A new cuckoo search algorithm with hybrid strategies for flow shop scheduling problems

作者:Wang, Hui*; Wang, Wenjun; Sun, Hui; Cui, Zhihua; Rahnamayan, Shahryar; Zeng, Sanyou
来源:Soft Computing, 2017, 21(15): 4297-4307.
DOI:10.1007/s00500-016-2062-9

摘要

Cuckoo search (CS) is a recently developed meta-heuristic algorithm, which has shown good performance on many continuous optimization problems. In this paper, we present a new CS algorithm, called NCS, for solving flow shop scheduling problems (FSSP). The NCS hybridizes four strategies: (1) The FSSP is a typical NP-hard problem with discrete characteristics.
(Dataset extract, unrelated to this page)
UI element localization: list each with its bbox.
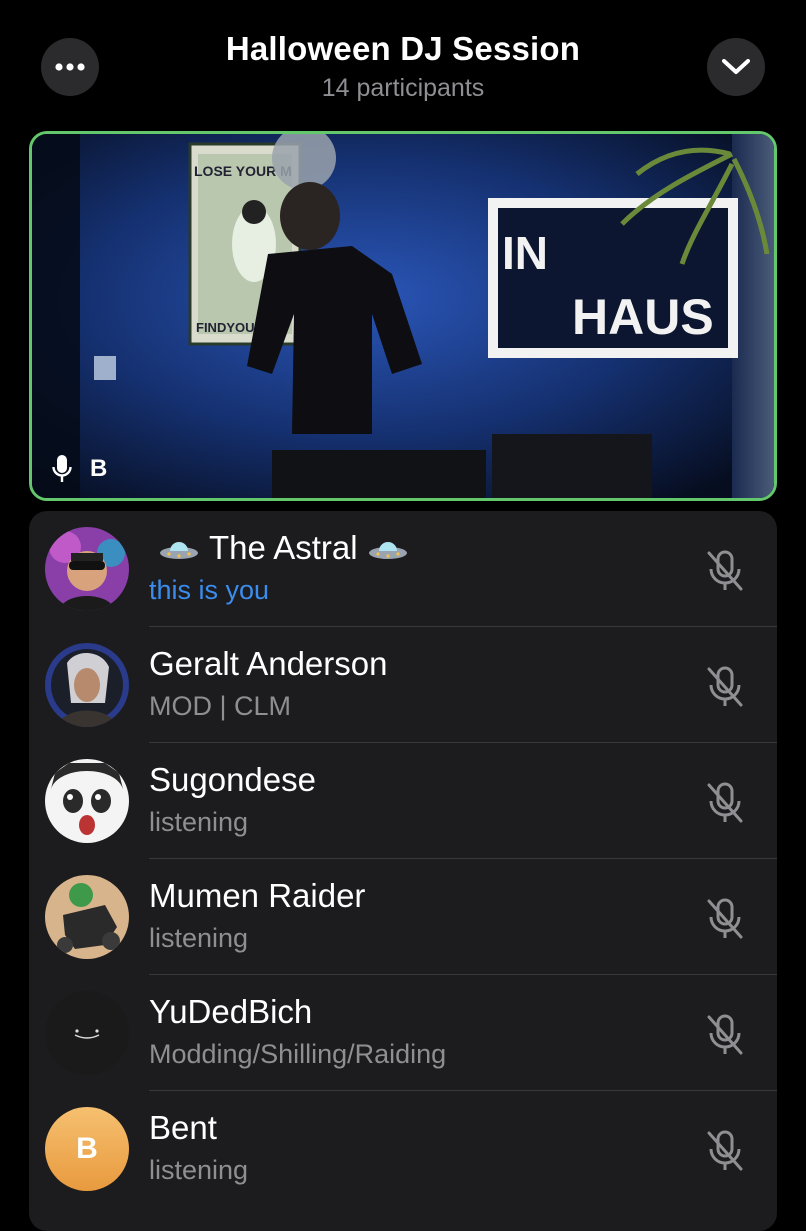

To deal with the discrete variables, the smallest position value (SPV) rule is employed to convert continuous solutions into discrete job permutations; (2) To generate high quality initial solutions, a new method based on the Nawaz-Enscore-Ham (NEH) heuristic is used for population initialization; (3) A modified generalized opposition-based learning (GOBL) is utilized to accelerate the convergence speed; and (4) To enhance the exploitation, a local search strategy is proposed. Experimental study is conducted on a set of Taillard's benchmark instances. Results show that NCS obtains better performance than the standard CS and some other meta-heuristic algorithms.